The immune landscape in BCR-ABL negative myeloproliferative neoplasms: inflammation, infections and opportunities for immunotherapy

Abstract

Breakpoint cluster region-Abelson (BCR-ABL) negative myeloproliferative neoplasms (MPNs) are chronic myeloid neoplasms initiated by the acquisition of gene mutation(s) in a haematopoietic stem cell, leading to clonal expansion and over-production of blood cells and their progenitors. MPNs encompass a spectrum of disorders with overlapping but distinct molecular, laboratory and clinical features. This includes polycythaemia vera, essential thrombocythaemia and myelofibrosis. Dysregulation of the immune system is key to the pathology of MPNs, supporting clonal evolution, mediating symptoms and resulting in varying degrees of immunocompromise. Targeting immune dysfunction is an important treatment strategy. In the present review, we focus on the immune landscape in patients with MPNs - the role of inflammation in disease pathogenesis, susceptibility to infection and emerging strategies for therapeutic immune modulation. Further detailed work is required to delineate immune perturbation more precisely in MPNs to determine how and why vulnerability to infection differs between clinical subtypes and to better understand how inflammation results in a competitive advantage for the MPN clone. These studies may help shed light on new designs for disease-modifying therapies.
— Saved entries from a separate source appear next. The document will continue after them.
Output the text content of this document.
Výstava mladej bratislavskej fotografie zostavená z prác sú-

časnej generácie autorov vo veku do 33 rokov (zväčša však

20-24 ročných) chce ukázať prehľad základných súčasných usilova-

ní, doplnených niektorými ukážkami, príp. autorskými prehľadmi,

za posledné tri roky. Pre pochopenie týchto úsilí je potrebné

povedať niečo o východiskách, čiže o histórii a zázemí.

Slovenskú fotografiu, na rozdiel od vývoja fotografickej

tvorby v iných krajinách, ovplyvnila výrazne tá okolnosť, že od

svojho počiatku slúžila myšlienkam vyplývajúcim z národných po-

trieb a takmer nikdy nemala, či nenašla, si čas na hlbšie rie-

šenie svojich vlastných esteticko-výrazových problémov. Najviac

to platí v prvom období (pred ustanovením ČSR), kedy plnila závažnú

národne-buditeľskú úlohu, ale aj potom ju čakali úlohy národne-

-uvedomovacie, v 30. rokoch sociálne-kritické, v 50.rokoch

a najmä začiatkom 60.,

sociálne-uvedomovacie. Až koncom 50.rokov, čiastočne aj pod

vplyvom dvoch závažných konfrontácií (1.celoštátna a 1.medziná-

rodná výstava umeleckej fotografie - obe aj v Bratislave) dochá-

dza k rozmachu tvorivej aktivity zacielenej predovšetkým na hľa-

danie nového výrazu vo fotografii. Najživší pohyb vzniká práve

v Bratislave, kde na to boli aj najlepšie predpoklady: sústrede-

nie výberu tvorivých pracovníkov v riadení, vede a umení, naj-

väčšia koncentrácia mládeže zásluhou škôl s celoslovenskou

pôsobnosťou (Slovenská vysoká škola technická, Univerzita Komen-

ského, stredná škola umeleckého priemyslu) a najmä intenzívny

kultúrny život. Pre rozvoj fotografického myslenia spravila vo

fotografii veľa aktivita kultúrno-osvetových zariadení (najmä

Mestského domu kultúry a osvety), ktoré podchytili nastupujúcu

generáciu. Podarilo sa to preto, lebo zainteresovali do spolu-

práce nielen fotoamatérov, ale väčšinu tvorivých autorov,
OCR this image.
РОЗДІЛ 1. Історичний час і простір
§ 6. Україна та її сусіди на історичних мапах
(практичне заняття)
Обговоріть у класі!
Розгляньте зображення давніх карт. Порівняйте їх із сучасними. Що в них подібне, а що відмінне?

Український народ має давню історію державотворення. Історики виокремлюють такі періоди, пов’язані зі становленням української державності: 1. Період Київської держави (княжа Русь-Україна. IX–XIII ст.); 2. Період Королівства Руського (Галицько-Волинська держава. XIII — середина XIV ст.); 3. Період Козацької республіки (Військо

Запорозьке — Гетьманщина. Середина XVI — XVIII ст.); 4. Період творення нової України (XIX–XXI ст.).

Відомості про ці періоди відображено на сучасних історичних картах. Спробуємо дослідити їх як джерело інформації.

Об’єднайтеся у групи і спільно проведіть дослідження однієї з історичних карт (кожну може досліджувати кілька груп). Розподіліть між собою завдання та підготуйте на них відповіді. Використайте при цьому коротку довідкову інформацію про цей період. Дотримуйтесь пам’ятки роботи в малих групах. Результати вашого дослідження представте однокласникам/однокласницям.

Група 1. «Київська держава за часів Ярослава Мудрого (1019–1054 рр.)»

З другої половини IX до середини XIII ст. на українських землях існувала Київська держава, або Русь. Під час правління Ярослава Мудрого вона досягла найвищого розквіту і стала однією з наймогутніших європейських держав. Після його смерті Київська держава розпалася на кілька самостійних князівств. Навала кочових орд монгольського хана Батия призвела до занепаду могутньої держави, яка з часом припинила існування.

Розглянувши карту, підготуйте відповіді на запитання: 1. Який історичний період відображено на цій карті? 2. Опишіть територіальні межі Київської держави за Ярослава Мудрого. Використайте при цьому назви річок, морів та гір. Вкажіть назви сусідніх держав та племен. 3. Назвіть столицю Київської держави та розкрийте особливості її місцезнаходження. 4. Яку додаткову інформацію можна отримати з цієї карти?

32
Keywords: Chronic myeloid malignancies; JAK inhibitors; immunity; immuno-oncology; immunocompromise.

Fig 1

Pro‐inflammatory interactions between clonal and non‐clonal cells. Inflammatory cytokines and growth factors such as TNFα, IL‐6, and IL‐8 confer a competitive advantage to the malignant MPN clone and are associated with increased symptom burden. JAK2 ^V617F mutations also alter the epigenetic regulation of TNF/NF‐κB inflammatory signalling pathways, further increasing inflammation. Extra‐cellular signals released by the MPN clone result in excess production of inflammatory cytokines by non‐clonal myeloid cells, lymphoid cells and bone marrow stroma. HSPCs, haematopoietic stem and progenitor cells; IL, interleukin; JAK2, Janus kinase 2; MPN, myeloproliferative neoplasm; NF‐κB, nuclear factor κ‐light‐chain‐enhancer of activated B cells; TGFβ, transforming growth factor beta; TNF, tumour necrosis factor.

Fig 2

Opportunities for immune‐based therapies in myeloproliferative neoplasm (MPN). (1) Identification of MPN neoantigens that elicit immune responses, such as JAK2 ^V617F and mutant CALR epitopes, and alternatively spliced proteins, such as eIF‐2α and protamine‐2 could be exploited for immune therapy; (2) Antibody therapies can be directed against cell surface proteins aberrantly expressed on the cell surface of MPN clone cells; (3) CAR‐T cells and adoptive T‐cell transfer confer T cells with the ability to target a specific protein, enhancing T‐cell recognition and destruction of mutant cells; (4) Blockade of the PD‐1 and CTLA‐4 inhibitory pathways on T cells enables better activation of naïve T cells by APCs such as dendritic cells, which present tumour antigens to the T cells for recognition. APC, antigen‐presenting cell; CALR, calreticulin; CAR, chimeric antigen receptor; CD, cluster of differentiation; CTLA‐4, cytotoxic T‐lymphocyte protein 4; eIF‐2α, eukaryotic initiation factor‐2α; IFN, interferon; JAK2, Janus kinase 2; MPN, myeloproliferative neoplasm; NF‐κB, nuclear factor κ‐light‐chain‐enhancer of activated B cells; PD‐1, programmed cell death‐protein 1; TNF, tumour necrosis factor.